Witt equivalence of function fields of curves over local fields

TL;DR

This paper investigates Witt equivalence of function fields of curves over local fields, extending previous global field results to the local case, and explores implications for the underlying local fields.

Contribution

It extends the theory of Witt equivalence to function fields over local fields and establishes conditions linking the equivalence of these fields to their base local fields.

Findings

Witt equivalence of function fields over local fields implies equivalence of the base local fields under certain conditions.

The paper generalizes previous global field results to local fields.

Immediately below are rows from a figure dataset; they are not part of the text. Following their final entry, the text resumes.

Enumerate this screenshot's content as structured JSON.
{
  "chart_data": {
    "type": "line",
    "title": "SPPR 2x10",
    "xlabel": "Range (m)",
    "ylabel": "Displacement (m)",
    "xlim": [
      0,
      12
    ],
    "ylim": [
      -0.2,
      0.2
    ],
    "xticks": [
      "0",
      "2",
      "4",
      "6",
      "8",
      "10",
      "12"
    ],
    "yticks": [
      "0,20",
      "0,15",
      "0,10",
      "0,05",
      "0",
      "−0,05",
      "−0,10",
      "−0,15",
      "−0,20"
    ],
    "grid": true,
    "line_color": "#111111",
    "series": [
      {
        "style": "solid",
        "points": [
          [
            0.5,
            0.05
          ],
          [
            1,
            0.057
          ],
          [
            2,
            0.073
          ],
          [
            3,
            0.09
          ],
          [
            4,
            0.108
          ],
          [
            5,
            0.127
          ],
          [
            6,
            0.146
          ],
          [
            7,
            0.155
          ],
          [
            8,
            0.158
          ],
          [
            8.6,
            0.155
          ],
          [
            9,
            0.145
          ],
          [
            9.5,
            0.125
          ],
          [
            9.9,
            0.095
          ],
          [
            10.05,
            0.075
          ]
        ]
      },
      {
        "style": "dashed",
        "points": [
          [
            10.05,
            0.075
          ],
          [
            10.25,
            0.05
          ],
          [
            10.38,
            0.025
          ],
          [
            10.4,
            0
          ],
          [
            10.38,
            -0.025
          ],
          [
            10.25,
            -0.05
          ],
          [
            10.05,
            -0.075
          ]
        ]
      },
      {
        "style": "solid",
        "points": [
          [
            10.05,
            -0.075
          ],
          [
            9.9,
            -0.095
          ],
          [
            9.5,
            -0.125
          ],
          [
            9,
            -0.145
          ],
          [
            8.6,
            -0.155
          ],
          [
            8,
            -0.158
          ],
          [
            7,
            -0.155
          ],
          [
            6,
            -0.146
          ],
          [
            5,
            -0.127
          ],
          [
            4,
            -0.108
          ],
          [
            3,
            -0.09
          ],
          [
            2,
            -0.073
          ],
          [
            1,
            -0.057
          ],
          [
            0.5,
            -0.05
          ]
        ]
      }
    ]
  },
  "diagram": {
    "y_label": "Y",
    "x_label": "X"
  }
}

It provides new insights into the structure of quadratic forms over function fields.

Abstract

Two fields are Witt equivalent if their Witt rings of symmetric bilinear forms are isomorphic. Witt equivalent fields can be understood to be fields having the same quadratic form theory. The behavior of finite fields, local fields, global fields, as well as function fields of curves defined over archimedean local fields under Witt equivalence is well-understood. Numbers of classes of Witt equivalent fields with finite numbers of square classes are also known in some cases. Witt equivalence of general function fields over global fields was studied in the earlier work [13] by the authors, and applied to study Witt equivalence of function fields of curves over global fields. In this paper we extend these results to local case, i.e. we discuss Witt equivalence of function fields of curves over local fields. As an application, we show that, modulo some additional assumptions, Witt equivalence of two such function fields implies Witt equivalence of underlying local fields.